I'm fairly agnostic about whether the attacks should be considered as just using the thrust scaling, i.e. turning sw cut into thr cut, or making the attacks specifically Tip Slashes as on MA113, i.e. turning sw cut into thr-1 cut (both using the edged rapier damage line of sw cut/thr+1 imp). The distinction is a reasonably fine one and I lean to the lower damage for two reasons. First, I think an ST 13 swashbuckler should struggle to pierce maille with a rapier by tickling the opponent's armoured belly; that's a WM feat if ever I saw one. If you want to attack an armoured man, poke him in the eyes - that's what all that skill is there for. Second, fencing weapons get a disproportionate boost to defences over the big ol' clunky broadsword. Starting at Parry 15, a fencing WM gets four good parries (15/14/13/12) - defining "good" as ≥12 - against a regular sword WM's two (15/13).
What else could we do?
An alternative could be just ending with one Rapid Strike: capping it at two strikes. I think ditching Multiple Rapid Strike entirely is throwing the baby out with the bathwater. Swashbucklers should be able to attack lots of times per turn, both to cut down fodder and to batter down defences. What they shouldn't be able to do is cut down fodder, use their high Move to get to the more heavily armoured opponents, and slice them to ribbons before the knight or barbarian has achieved their first swing. Another alternative would be simply preventing swashbucklers from doing swing damage by removing the edged rapier family from the allowed weapons list. While I like the other fencing weapons, making swashbucklers not only suboptimal but near-useless against Homogenous enemies strikes me as punitive. Swing damage should be an option for a swashbuckler - they pay through the nose for it, after all - but one tool among many, not a 4lb lump hammer for every nail-looking monster in the book.
Conclusion
In short, restricting Rapid Strikes to thrust damage rather than full swings serves four purposes.

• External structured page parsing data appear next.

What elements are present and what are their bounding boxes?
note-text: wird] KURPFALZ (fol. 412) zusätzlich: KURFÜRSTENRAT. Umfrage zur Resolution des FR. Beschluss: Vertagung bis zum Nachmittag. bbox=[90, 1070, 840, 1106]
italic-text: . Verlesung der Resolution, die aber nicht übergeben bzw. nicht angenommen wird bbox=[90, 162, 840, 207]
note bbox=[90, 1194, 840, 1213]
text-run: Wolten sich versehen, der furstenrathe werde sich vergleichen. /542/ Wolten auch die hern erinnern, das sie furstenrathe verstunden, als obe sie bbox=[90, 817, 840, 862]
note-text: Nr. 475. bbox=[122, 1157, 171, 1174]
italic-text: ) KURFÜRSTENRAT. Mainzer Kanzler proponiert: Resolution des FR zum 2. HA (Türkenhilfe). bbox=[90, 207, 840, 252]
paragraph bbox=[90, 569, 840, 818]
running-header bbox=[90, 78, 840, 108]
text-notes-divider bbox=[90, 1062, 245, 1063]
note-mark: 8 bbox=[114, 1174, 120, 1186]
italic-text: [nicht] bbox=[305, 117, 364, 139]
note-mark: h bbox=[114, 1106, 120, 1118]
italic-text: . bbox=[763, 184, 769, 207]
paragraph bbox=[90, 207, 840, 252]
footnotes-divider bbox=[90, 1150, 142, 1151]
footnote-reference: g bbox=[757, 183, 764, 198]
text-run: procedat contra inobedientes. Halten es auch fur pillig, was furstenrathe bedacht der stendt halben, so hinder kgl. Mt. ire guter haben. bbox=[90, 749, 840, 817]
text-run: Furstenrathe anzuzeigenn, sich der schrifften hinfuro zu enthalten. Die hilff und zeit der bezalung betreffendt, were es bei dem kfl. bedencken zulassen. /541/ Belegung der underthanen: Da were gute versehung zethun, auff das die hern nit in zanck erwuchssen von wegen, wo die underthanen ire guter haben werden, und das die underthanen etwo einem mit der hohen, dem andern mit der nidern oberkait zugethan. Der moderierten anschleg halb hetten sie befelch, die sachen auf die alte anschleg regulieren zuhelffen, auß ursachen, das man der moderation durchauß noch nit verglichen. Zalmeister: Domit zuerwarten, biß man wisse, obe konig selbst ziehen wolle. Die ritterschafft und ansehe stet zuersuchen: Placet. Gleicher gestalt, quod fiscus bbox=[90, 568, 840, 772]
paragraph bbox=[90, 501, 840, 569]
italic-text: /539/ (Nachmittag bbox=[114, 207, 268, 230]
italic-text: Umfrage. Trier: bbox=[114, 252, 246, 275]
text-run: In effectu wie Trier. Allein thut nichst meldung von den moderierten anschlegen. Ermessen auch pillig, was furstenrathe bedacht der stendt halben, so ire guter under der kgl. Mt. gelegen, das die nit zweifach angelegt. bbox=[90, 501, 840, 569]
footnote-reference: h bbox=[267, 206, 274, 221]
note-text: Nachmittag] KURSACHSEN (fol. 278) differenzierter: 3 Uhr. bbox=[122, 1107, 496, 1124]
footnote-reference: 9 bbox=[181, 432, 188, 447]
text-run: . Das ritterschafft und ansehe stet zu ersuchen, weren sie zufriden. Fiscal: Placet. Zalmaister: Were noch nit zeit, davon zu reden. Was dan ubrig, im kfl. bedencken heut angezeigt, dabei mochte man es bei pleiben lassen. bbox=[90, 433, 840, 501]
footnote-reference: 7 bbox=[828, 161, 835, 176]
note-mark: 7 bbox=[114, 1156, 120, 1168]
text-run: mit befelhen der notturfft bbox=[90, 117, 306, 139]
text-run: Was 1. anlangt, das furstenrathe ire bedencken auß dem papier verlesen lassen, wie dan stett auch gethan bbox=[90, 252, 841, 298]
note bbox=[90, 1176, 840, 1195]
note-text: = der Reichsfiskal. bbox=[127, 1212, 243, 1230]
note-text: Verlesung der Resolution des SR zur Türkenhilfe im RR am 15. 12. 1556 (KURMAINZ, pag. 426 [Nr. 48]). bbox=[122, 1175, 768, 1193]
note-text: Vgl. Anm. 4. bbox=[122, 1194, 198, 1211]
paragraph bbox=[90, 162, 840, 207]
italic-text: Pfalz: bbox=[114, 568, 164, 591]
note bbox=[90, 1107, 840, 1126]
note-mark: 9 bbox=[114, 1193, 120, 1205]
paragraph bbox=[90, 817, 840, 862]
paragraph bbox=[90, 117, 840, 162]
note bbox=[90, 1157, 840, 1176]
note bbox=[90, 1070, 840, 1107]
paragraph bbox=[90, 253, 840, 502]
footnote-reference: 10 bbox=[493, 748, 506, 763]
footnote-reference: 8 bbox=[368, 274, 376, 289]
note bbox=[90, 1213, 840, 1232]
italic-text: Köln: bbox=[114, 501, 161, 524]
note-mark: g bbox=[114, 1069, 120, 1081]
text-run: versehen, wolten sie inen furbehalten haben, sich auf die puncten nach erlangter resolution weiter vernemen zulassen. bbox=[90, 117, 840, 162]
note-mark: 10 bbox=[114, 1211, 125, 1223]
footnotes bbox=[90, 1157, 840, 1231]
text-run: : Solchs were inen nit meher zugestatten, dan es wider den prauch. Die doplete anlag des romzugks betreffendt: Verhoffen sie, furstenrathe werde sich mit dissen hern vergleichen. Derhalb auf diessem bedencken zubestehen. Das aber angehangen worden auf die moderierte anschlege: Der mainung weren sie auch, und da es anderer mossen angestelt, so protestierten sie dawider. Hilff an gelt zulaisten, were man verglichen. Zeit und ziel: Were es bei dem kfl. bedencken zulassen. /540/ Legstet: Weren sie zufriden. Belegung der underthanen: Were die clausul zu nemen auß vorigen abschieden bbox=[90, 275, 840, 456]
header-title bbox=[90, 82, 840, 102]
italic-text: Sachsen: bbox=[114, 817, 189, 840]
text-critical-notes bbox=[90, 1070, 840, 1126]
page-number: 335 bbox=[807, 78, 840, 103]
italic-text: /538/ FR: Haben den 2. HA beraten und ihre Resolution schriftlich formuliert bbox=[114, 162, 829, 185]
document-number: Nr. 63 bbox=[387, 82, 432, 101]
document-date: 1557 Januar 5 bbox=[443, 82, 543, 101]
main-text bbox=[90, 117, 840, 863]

- It's very much in-genre; Zorro does Tip Slashes, not full-on chops, and little swishy slashes (or rapid jabs) are easier to picture in the theatre of the mind.
- It retains the large number of Rapid Strikes that characterise a swashbuckler and leaves swing damage as an option, while also encouraging more considered use of the weapon. The emphasis is once again returned to the swashbuckler's prowess in multiple, well-aimed strikes, rather than buzz-sawing through a heavy plate cuirass five times in the time it takes to say "en garde".
- It goes some way to reducing the have/have not split of Weapon Master. The Weapon Master swashbuckler in the example above goes down to doing 1d+1, average 5, x5, x0.75 = 18.75 cut per round - still better than the barbarian against unarmoured foes, and much better at deleting fodder, but quickly coming up against a barrier when the big boys in plate show up.
- It helps slow down character scaling. An ST 13 swashbuckler swinging for 2d-1 is only 40 points - or 20, with Striking ST - from swinging for 3d-1, and that extra die brings with it an extra +2, which also benefits from the damage multiplier that is attacking so many times a turn. The same WM swashbuckler goes up to averaging 15 per strike, increasing DPS to 56 cut! Making the Rapid Strike damage thrust-based means the same swashbuckler needs to hit ST 19 to increase that per-die bonus.
*Heck, I wouldn't touch Extreme Dismemberment with a ten-foot bargepole, even as written. Who cares that I dealt 3 points of injury to the other arm - your arm's off! It's in the same category of rules as Black Powder Guns from Tactical Shooting, p16 - if this lengthy sequence of unlikely events occurs, you have a miniscule chance of achieving something entirely inconsequential.